24.01.2017 Rencontres FSE

Responsable ADV chez Chronoflex (groupe Inov On) pendant 10 ans, Isabelle Briand a vécu de l'intérieur la libération de l'entreprise. Elle est aujourd'hui responsable développement chez Marge Up, entité du groupe Inov'on, révélatrice de performance globale et responsable, désireuse de réveiller les "talents" au sein des organisations.

Président national du Centre des Jeunes Dirigeants d’entreprise et dirigeant de Tradifret, commissionnaire de transport, Olivier de Pembroke œuvre à la diffusion d’une philosophie entrepreneuriale plaçant l’Homme au centre de l’entreprise.

Dans leurs bouches, le principe d’inclusion sociale semble n’obéir qu’à un seul précepte : avoir le bon sens de remettre l’Homme au centre de l’entreprise. Les démarches RSE (Responsabilité Sociale des Entreprises) prennent des formes différentes mais elles ont en commun de parvenir à rendre l’entreprise plus performante durablement, avec des bénéfices collatéraux nombreux, en interne comme en externe. Isabelle Briand et Olivier de Pembroke croisent leur regard et leur expérience sur leur objectif commun d’accroissement du bien-être au travail.

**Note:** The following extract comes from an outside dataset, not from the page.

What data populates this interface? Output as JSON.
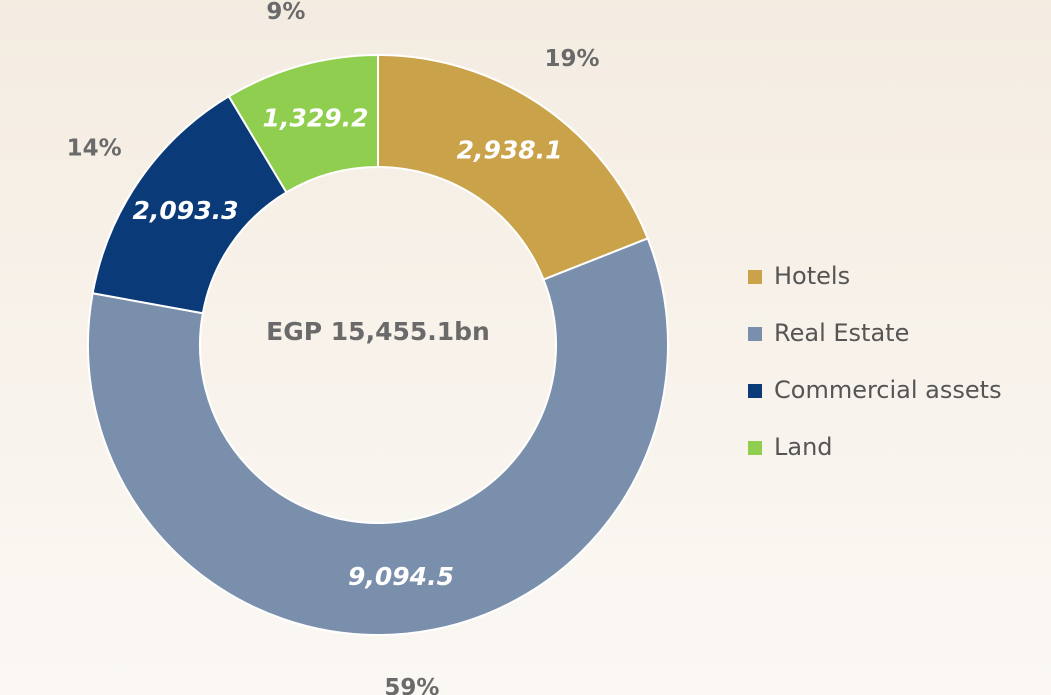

Comment définiriez-vous tous deux la notion d’ "inclusion sociale" ? 

Isabelle Briand : C’est tout simplement remettre l’Homme au centre de l’entreprise. C’est valoriser l’intelligence collective pour faire naître l’innovation. L’idée est que tout le monde soit partie prenante. Avant, trois personnes décidaient pour 300. Aujourd’hui, 300 décident pour tous et cela change tout. L’expérience chez Chronoflex nous a prouvé qu’au regard de la vitesse quasi permanente de changement, inclure le plus grand nombre dans les décisions était salutaire.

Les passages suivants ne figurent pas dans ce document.